The Cripple Creek and Victor Narrow Gauge Railroad, a 15-ton, flawlessly restored steam locomotive, takes passengers on a 4-mile round trip, and departs every 45 minutes each day from Memorial weekend to early October. The journey emulates the experience that mineworkers had riding the Midland Terminal Roadbed to and from the excavation sites each day. Conductors tell tales about the life and times of the miners, businessmen, fortune seekers and the ladies of the night who accompanied them during the Gold Rush heyday at the turn of the 20th century.
Get down and deep into the Mollie Kathleen Gold Mine for an exciting tour of a vertical mine shaft and hard rock mine that was started, owned and operated by a woman, Mollie Kathleen Gortner. Even more striking is that it is still operational — and complies with federal safety standards — and offers a subterranean tour to a depth of 1,000 feet below the surface of the earth. The mine produced $5 million in gold from 1891 to 1961, which converted into today’s standards was a substantial amount. Tours are guided and narrated by miners. Guests ride an air-powered mining train, witness an 1890s steam hoist in full operation, and learn how drilling and blasting explosives were set.
One thing is certain in the Pikes Peak region — you can stay busy all day, every day, and not see everything. Or simply soak in the Rocky Mountain majesty and relax. Rock climbing, hang gliding, whitewater rafting, mountain biking, horseback riding, spelunking — it’s all here. No wonder Pikes Peak is the inspiration for America the Beautiful.
Where to Stay
Cripple Creek Hospitality House & RV Park
800-500-2513 | www.cchospitalityhouse.com
The Cripple Creek Hospitality House, built in 1901, is a hotel and event center, as well as an RV park, and is located right by the downtown area of Cripple Creek. Pull-through sites, full hookups, bathhouse, laundry and game area. The Hospitality House served as the Teller County Hospital during the district’s Gold Rush heyday.
Garden of the Gods RV Resort
866-994-0543 | www.coloradocampground.com
With expansive views of Pikes Peak amidst a forested setting, more than 175 sites and a spacious indoor/outdoor pavilion, this Colorado Springs campground is convenient to Manitou Springs and Old Colorado City. New 65-foot, executive pull-through sites, picnic tables and cable TV, swimming pools, showers, laundry facilities, TV lounge and game room. Pet-friendly Garden of the Gods RV Resort organizes social events such as ice cream socials and cookouts between Memorial and Labor Days.

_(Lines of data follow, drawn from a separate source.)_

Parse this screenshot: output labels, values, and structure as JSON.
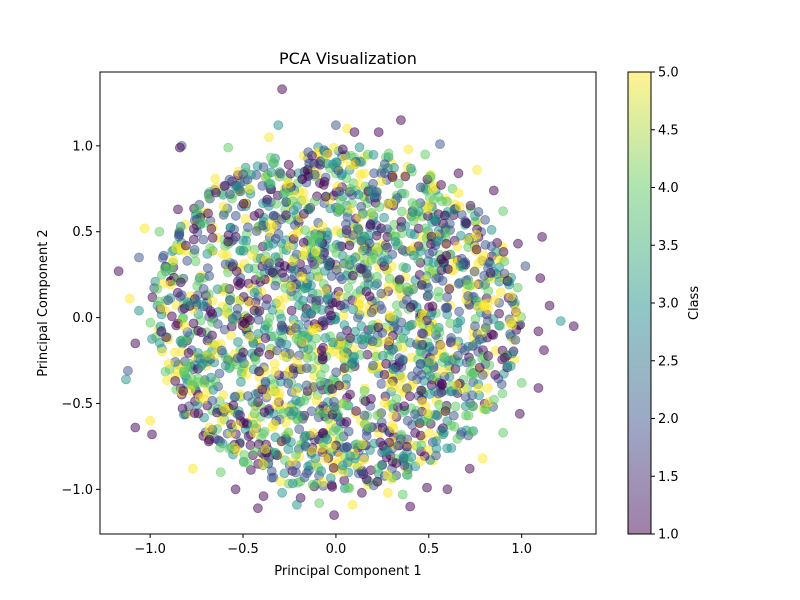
{
  "chart_data": {
    "type": "scatter",
    "title": "PCA Visualization",
    "xlabel": "Principal Component 1",
    "ylabel": "Principal Component 2",
    "xlim": [
      -1.27,
      1.4
    ],
    "ylim": [
      -1.26,
      1.43
    ],
    "xticks": [
      -1.0,
      -0.5,
      0.0,
      0.5,
      1.0
    ],
    "xtick_labels": [
      "−1.0",
      "−0.5",
      "0.0",
      "0.5",
      "1.0"
    ],
    "yticks": [
      -1.0,
      -0.5,
      0.0,
      0.5,
      1.0
    ],
    "ytick_labels": [
      "−1.0",
      "−0.5",
      "0.0",
      "0.5",
      "1.0"
    ],
    "grid": false,
    "point_alpha": 0.5,
    "colormap": "viridis",
    "colormap_stops": [
      "#440154",
      "#3b528b",
      "#21918c",
      "#5ec962",
      "#fde725"
    ],
    "colorbar": {
      "label": "Class",
      "range": [
        1.0,
        5.0
      ],
      "ticks": [
        1.0,
        1.5,
        2.0,
        2.5,
        3.0,
        3.5,
        4.0,
        4.5,
        5.0
      ],
      "tick_labels": [
        "1.0",
        "1.5",
        "2.0",
        "2.5",
        "3.0",
        "3.5",
        "4.0",
        "4.5",
        "5.0"
      ]
    },
    "classes": [
      1,
      2,
      3,
      4,
      5
    ],
    "points": [
      {
        "x": -0.29,
        "y": 1.33,
        "class": 1
      },
      {
        "x": 0.35,
        "y": 1.15,
        "class": 1
      },
      {
        "x": -0.31,
        "y": 1.12,
        "class": 3
      },
      {
        "x": 0.0,
        "y": 1.12,
        "class": 2
      },
      {
        "x": 0.06,
        "y": 1.1,
        "class": 5
      },
      {
        "x": 0.1,
        "y": 1.08,
        "class": 1
      },
      {
        "x": 0.23,
        "y": 1.08,
        "class": 1
      },
      {
        "x": -0.36,
        "y": 1.05,
        "class": 5
      },
      {
        "x": 0.39,
        "y": 0.98,
        "class": 5
      },
      {
        "x": 0.56,
        "y": 1.01,
        "class": 2
      },
      {
        "x": -0.83,
        "y": 1.0,
        "class": 2
      },
      {
        "x": -0.84,
        "y": 0.99,
        "class": 1
      },
      {
        "x": -0.58,
        "y": 0.99,
        "class": 4
      },
      {
        "x": 0.48,
        "y": 0.95,
        "class": 4
      },
      {
        "x": 0.76,
        "y": 0.86,
        "class": 5
      },
      {
        "x": 0.66,
        "y": 0.84,
        "class": 1
      },
      {
        "x": -0.65,
        "y": 0.81,
        "class": 5
      },
      {
        "x": 0.85,
        "y": 0.74,
        "class": 1
      },
      {
        "x": 0.9,
        "y": 0.62,
        "class": 4
      },
      {
        "x": -0.85,
        "y": 0.63,
        "class": 1
      },
      {
        "x": -1.03,
        "y": 0.52,
        "class": 5
      },
      {
        "x": -0.95,
        "y": 0.5,
        "class": 4
      },
      {
        "x": 1.11,
        "y": 0.47,
        "class": 1
      },
      {
        "x": 0.98,
        "y": 0.43,
        "class": 1
      },
      {
        "x": -1.06,
        "y": 0.35,
        "class": 2
      },
      {
        "x": -1.17,
        "y": 0.27,
        "class": 1
      },
      {
        "x": 1.02,
        "y": 0.3,
        "class": 2
      },
      {
        "x": 1.1,
        "y": 0.23,
        "class": 1
      },
      {
        "x": -1.11,
        "y": 0.11,
        "class": 5
      },
      {
        "x": -1.06,
        "y": 0.04,
        "class": 3
      },
      {
        "x": 1.15,
        "y": 0.07,
        "class": 1
      },
      {
        "x": 1.21,
        "y": -0.02,
        "class": 3
      },
      {
        "x": 1.28,
        "y": -0.05,
        "class": 1
      },
      {
        "x": -1.08,
        "y": -0.15,
        "class": 1
      },
      {
        "x": 1.09,
        "y": -0.08,
        "class": 1
      },
      {
        "x": 1.12,
        "y": -0.19,
        "class": 1
      },
      {
        "x": -1.12,
        "y": -0.31,
        "class": 2
      },
      {
        "x": -1.13,
        "y": -0.36,
        "class": 3
      },
      {
        "x": 1.09,
        "y": -0.41,
        "class": 1
      },
      {
        "x": 1.0,
        "y": -0.38,
        "class": 4
      },
      {
        "x": -1.08,
        "y": -0.64,
        "class": 1
      },
      {
        "x": -1.0,
        "y": -0.6,
        "class": 5
      },
      {
        "x": -0.99,
        "y": -0.68,
        "class": 1
      },
      {
        "x": 0.99,
        "y": -0.56,
        "class": 1
      },
      {
        "x": 0.9,
        "y": -0.67,
        "class": 4
      },
      {
        "x": 0.79,
        "y": -0.82,
        "class": 5
      },
      {
        "x": 0.72,
        "y": -0.88,
        "class": 1
      },
      {
        "x": -0.77,
        "y": -0.88,
        "class": 5
      },
      {
        "x": -0.62,
        "y": -0.9,
        "class": 4
      },
      {
        "x": -0.54,
        "y": -1.0,
        "class": 1
      },
      {
        "x": -0.39,
        "y": -1.04,
        "class": 1
      },
      {
        "x": -0.29,
        "y": -1.02,
        "class": 3
      },
      {
        "x": -0.42,
        "y": -1.11,
        "class": 1
      },
      {
        "x": -0.19,
        "y": -1.05,
        "class": 1
      },
      {
        "x": -0.21,
        "y": -1.09,
        "class": 3
      },
      {
        "x": -0.09,
        "y": -1.08,
        "class": 4
      },
      {
        "x": -0.01,
        "y": -1.15,
        "class": 1
      },
      {
        "x": 0.09,
        "y": -1.09,
        "class": 5
      },
      {
        "x": 0.14,
        "y": -1.02,
        "class": 1
      },
      {
        "x": 0.28,
        "y": -1.02,
        "class": 5
      },
      {
        "x": 0.36,
        "y": -1.03,
        "class": 4
      },
      {
        "x": 0.4,
        "y": -1.1,
        "class": 1
      },
      {
        "x": 0.49,
        "y": -0.99,
        "class": 1
      },
      {
        "x": 0.6,
        "y": -1.0,
        "class": 1
      }
    ],
    "cloud": {
      "center": [
        0.0,
        0.0
      ],
      "radius_x": 1.0,
      "radius_y": 1.0,
      "count": 2200
    }
  }
}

Golden Eagle Campground of Colorado Springs
800-666-3841, 719-576-0450 | www.maymuseum-camp-rvpark.com
This rustic campground opened in 1961 by the May family also owns and operates the adjacent May Natural History Museum (with one of the world’s largest private collections of giant tropical insects) as well as the Museum of Space Exploration. Open May 1 to September 30.
Goldfield RV Campground
888-471-0495 | www.goldfieldrvcampground.com
This densely treed campground is very close to both Manitou Springs and Colorado City, although it is in Colorado Springs. It has been family owned and operated for 50 years. Fifty 30/50 amp large sites, many shaded, 12 pull-through sites, pet-friendly, Wi-Fi and cable TV available. A resident manager is on the premises, working in the Western-style log cabin office.
Lone Duck Campground
800-776-5925 | www.loneduckcamp.com
Located 25 minutes from downtown Colorado Springs, at the base of Pikes Peak with a 7,600-foot elevation, Lone Duck offers full hook-up sites with electric, water and sewer. Each site has some form of shade, trees and grass, and some are adjacent mountain streams. A $4 pancake breakfast is offered daily. The fishing pond is spring-fed and stocked with rainbow trout. There’s a heated pool and a splash pad. The Lone Duck has high-speed free Internet access.
The campground is open the first weekend in May to the last weekend of September.